We had chanced upon an article in the Innsmouth Bugle in which one particularly heroic frogman, impervious to the fawning of the toadies, complained in the bitterest tones about their attentions. “We frogmen need no toadies,” he was reported as saying, “And they distract us from the important business of preparing ourselves, mind and body, fins and flippers, for the important work of affixing explosives to the underside of enemy submarines under cover of darkness.” Patriotic to a fault, we could not read those words without hurling our teacup across the room, smashing it upon the wainscot, and rushing at once out of the door to the railway station to catch the special train to Innsmouth, where, having identified which seafront hotel was which, we booked in to the one riddled with toadies.
Tonight, after our brief applause and manly slap on the shoulder of the frogman emerging from the sea, we return to the hotel. Clad all in black, and in stockinged feet, we pad from room to room, and in each room, silent and deadly, we smother the toadies with their pillows, one by one. This is our contribution to the war effort. And one by one, at dead of night, we drag the still-warm corpse of each toady to the charabanc we have hired and parked outside, and when all are aboard we put on our chauffeur’s cap and drive away from Innsmouth, through the dark, through the countryside, to a deep deep lake. We drag the bodies of the toadies one by one from the charabanc and weigh them down with stones and pebbles, and we toss them into the lake. And they sink, and are hidden, and will no longer fawn over our heroic frogmen.

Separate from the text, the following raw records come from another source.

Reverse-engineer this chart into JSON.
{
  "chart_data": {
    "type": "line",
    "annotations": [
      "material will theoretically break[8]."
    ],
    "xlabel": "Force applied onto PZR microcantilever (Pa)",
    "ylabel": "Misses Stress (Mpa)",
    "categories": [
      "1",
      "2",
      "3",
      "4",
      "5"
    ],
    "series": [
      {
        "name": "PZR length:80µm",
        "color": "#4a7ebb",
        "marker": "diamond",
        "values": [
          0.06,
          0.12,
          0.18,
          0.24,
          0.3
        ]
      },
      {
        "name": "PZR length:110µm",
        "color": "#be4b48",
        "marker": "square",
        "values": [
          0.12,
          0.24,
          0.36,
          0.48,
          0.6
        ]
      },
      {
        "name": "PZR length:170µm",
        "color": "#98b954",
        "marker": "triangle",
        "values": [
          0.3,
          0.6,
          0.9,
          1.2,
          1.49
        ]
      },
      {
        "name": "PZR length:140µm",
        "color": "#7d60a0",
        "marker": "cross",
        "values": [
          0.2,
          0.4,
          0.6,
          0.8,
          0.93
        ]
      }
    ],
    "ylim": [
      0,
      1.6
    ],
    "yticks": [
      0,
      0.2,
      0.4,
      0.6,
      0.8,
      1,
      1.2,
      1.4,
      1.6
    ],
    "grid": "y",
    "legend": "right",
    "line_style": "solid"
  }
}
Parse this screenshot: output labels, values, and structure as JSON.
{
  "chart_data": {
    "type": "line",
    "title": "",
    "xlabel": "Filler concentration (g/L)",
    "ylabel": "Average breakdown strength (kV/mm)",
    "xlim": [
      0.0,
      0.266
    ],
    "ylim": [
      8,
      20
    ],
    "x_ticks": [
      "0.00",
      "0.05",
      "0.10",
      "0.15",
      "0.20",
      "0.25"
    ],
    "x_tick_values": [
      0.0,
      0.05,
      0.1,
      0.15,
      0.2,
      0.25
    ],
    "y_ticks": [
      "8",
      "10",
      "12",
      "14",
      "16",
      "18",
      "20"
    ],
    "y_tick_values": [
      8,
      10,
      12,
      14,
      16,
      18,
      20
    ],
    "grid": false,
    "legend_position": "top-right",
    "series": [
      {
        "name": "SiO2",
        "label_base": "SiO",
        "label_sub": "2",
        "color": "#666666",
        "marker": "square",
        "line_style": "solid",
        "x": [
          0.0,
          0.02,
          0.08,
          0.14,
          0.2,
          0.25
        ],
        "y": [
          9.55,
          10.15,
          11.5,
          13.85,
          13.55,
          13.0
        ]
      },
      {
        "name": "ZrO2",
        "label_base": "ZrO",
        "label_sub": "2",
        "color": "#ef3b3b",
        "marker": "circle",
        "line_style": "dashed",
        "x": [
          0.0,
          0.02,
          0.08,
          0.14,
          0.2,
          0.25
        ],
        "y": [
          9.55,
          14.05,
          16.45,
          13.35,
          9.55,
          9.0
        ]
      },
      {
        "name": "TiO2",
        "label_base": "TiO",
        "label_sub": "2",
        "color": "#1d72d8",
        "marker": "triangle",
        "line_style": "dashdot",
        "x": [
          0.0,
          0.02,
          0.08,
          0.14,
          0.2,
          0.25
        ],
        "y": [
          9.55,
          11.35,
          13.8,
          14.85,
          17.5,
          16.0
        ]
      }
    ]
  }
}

Years pass before a new generation of frogmen, some the sons and nephews of the wartime frogmen, working, now in peacetime, for the police, dredge the lake. They are responding to persistent rumours put about by communists. The rumours, of course, are true, and one by one the police frogmen, no less heroic than their commando forebears, bring to the surface the skeletons of toady after toady. We read about their exploits, and see the photographs, in the Innsmouth Bugle, but we are far away from Innsmouth, and aged, and doddery, and nobody would ever guess what we did, in the war, in our own small way, to win victory.